およそ10年で価格は1.8倍になったわけですが、当然所得水準がそこまで上がったわけではありません。牛丼チェーンは新たな価値を創出して客足を伸ばす努力が必要になります。大手3社の戦い方を見ていきます。

◆変革期を迎えた吉野家
吉野屋は2025年から2029年度までの中期経営計画のテーマを「『変身』と『成長』」としています。変革期を迎えているのです。足元で進めているのが、「新サービスモデル」と呼ばれる店舗への転換。顧客がゆったりと過ごせるよう、客席の間隔を広げ、客同士の視線も合いづらい設計にした店舗へと塗り変えているのです。
外装を従来のオレンジ色ではなく、黒を基調としたデザインに一新した「クッキング&コンフォート店舗」は、ソファ席やドリンクバーも設置しています。グリーンが配置された店内はファミリーレストランに近い雰囲気。一方で迅速に料理を提供するというサービス力は変わっていません。

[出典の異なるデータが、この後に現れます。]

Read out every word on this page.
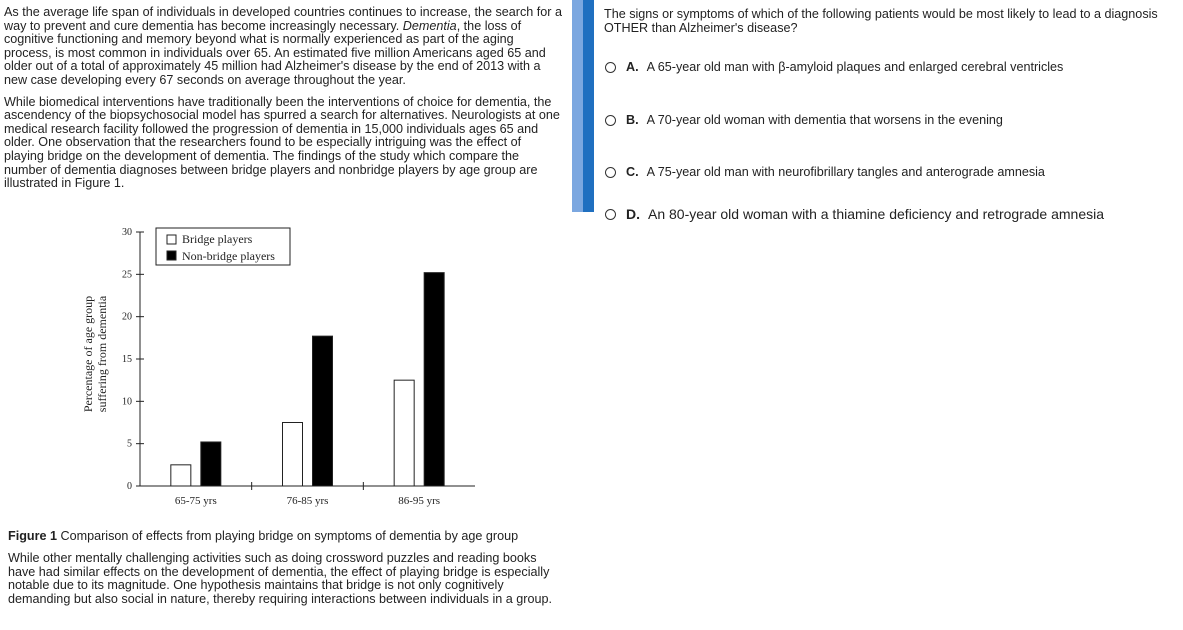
As the average life span of individuals in developed countries continues to increase, the search for a way to prevent and cure dementia has become increasingly necessary. Dementia, the loss of cognitive functioning and memory beyond what is normally experienced as part of the aging process, is most common in individuals over 65. An estimated five million Americans aged 65 and older out of a total of approximately 45 million had Alzheimer's disease by the end of 2013 with a new case developing every 67 seconds on average throughout the year.

While biomedical interventions have traditionally been the interventions of choice for dementia, the ascendency of the biopsychosocial model has spurred a search for alternatives. Neurologists at one medical research facility followed the progression of dementia in 15,000 individuals ages 65 and older. One observation that the researchers found to be especially intriguing was the effect of playing bridge on the development of dementia. The findings of the study which compare the number of dementia diagnoses between bridge players and nonbridge players by age group are illustrated in Figure 1.

Percentage of age group suffering from dementia
0
5
10
15
20
25
30
65-75 yrs	76-85 yrs	86-95 yrs
Bridge players
Non-bridge players
Figure 1 Comparison of effects from playing bridge on symptoms of dementia by age group
While other mentally challenging activities such as doing crossword puzzles and reading books have had similar effects on the development of dementia, the effect of playing bridge is especially notable due to its magnitude. One hypothesis maintains that bridge is not only cognitively demanding but also social in nature, thereby requiring interactions between individuals in a group.
The signs or symptoms of which of the following patients would be most likely to lead to a diagnosis OTHER than Alzheimer's disease?
A. A 65-year old man with β-amyloid plaques and enlarged cerebral ventricles
B. A 70-year old woman with dementia that worsens in the evening
C. A 75-year old man with neurofibrillary tangles and anterograde amnesia
D. An 80-year old woman with a thiamine deficiency and retrograde amnesia
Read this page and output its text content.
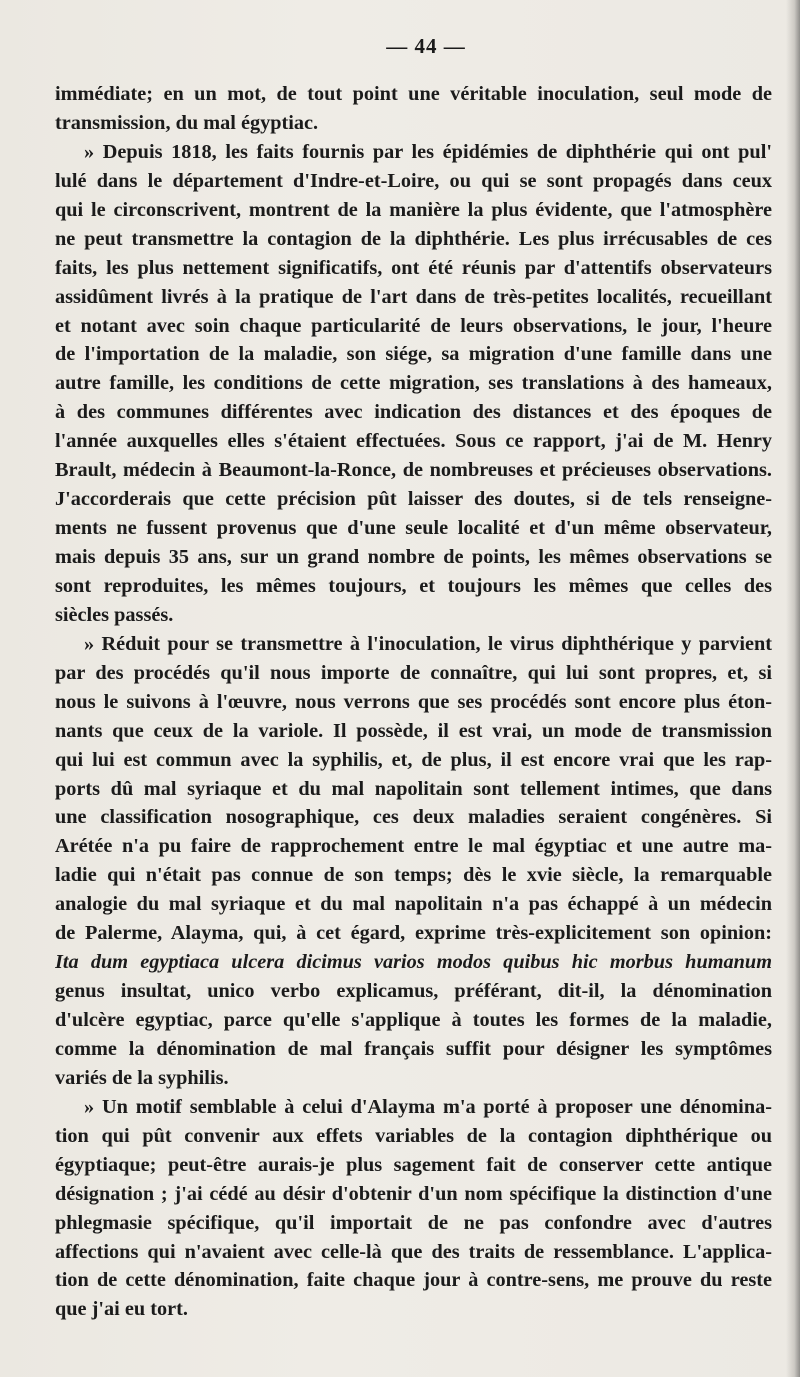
— 44 —
immédiate; en un mot, de tout point une véritable inoculation, seul mode de
transmission, du mal égyptiac.
» Depuis 1818, les faits fournis par les épidémies de diphthérie qui ont pul'
lulé dans le département d'Indre-et-Loire, ou qui se sont propagés dans ceux
qui le circonscrivent, montrent de la manière la plus évidente, que l'atmosphère
ne peut transmettre la contagion de la diphthérie. Les plus irrécusables de ces
faits, les plus nettement significatifs, ont été réunis par d'attentifs observateurs
assidûment livrés à la pratique de l'art dans de très-petites localités, recueillant
et notant avec soin chaque particularité de leurs observations, le jour, l'heure
de l'importation de la maladie, son siége, sa migration d'une famille dans une
autre famille, les conditions de cette migration, ses translations à des hameaux,
à des communes différentes avec indication des distances et des époques de
l'année auxquelles elles s'étaient effectuées. Sous ce rapport, j'ai de M. Henry
Brault, médecin à Beaumont-la-Ronce, de nombreuses et précieuses observations.
J'accorderais que cette précision pût laisser des doutes, si de tels renseigne-
ments ne fussent provenus que d'une seule localité et d'un même observateur,
mais depuis 35 ans, sur un grand nombre de points, les mêmes observations se
sont reproduites, les mêmes toujours, et toujours les mêmes que celles des
siècles passés.
» Réduit pour se transmettre à l'inoculation, le virus diphthérique y parvient
par des procédés qu'il nous importe de connaître, qui lui sont propres, et, si
nous le suivons à l'œuvre, nous verrons que ses procédés sont encore plus éton-
nants que ceux de la variole. Il possède, il est vrai, un mode de transmission
qui lui est commun avec la syphilis, et, de plus, il est encore vrai que les rap-
ports dû mal syriaque et du mal napolitain sont tellement intimes, que dans
une classification nosographique, ces deux maladies seraient congénères. Si
Arétée n'a pu faire de rapprochement entre le mal égyptiac et une autre ma-
ladie qui n'était pas connue de son temps; dès le xvie siècle, la remarquable
analogie du mal syriaque et du mal napolitain n'a pas échappé à un médecin
de Palerme, Alayma, qui, à cet égard, exprime très-explicitement son opinion:
Ita dum egyptiaca ulcera dicimus varios modos quibus hic morbus humanum
genus insultat, unico verbo explicamus, préférant, dit-il, la dénomination
d'ulcère egyptiac, parce qu'elle s'applique à toutes les formes de la maladie,
comme la dénomination de mal français suffit pour désigner les symptômes
variés de la syphilis.
» Un motif semblable à celui d'Alayma m'a porté à proposer une dénomina-
tion qui pût convenir aux effets variables de la contagion diphthérique ou
égyptiaque; peut-être aurais-je plus sagement fait de conserver cette antique
désignation ; j'ai cédé au désir d'obtenir d'un nom spécifique la distinction d'une
phlegmasie spécifique, qu'il importait de ne pas confondre avec d'autres
affections qui n'avaient avec celle-là que des traits de ressemblance. L'applica-
tion de cette dénomination, faite chaque jour à contre-sens, me prouve du reste
que j'ai eu tort.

新型店がファミレス客をターゲットにしているのは間違いないでしょう。競合を牛丼店とするのではなく、ファミリーレストランにしているのです。
◆“ファミレス化”が進むワケ
吉野家はかつてメニューを牛丼のみに絞り込んで効率的な営業をしていましたが、焼き鮭や豚丼など少しずつラインナップを広げ、現在では季節限定を含む様々な料理を提供するようになっています。出している料理がファミレス化しているのです。各店舗にフライヤーの設置も進めています。から揚げ定食やから揚げ丼の提供も行えるようになりました。
ガストを始めとするファミリーレストランも値上げラッシュが続いたため、割安かつ素早く料理の提供ができる吉野家は、ファミレス客を奪う潜在性を十分に持っているのです。
吉野屋は2024年度の売上高1378億円を、2029年度に1880億円に引き上げる計画を立てています。この間に240店舗以上の純増を予定。ファミレス化によってターゲットをずらし、店舗網の拡大に動きます。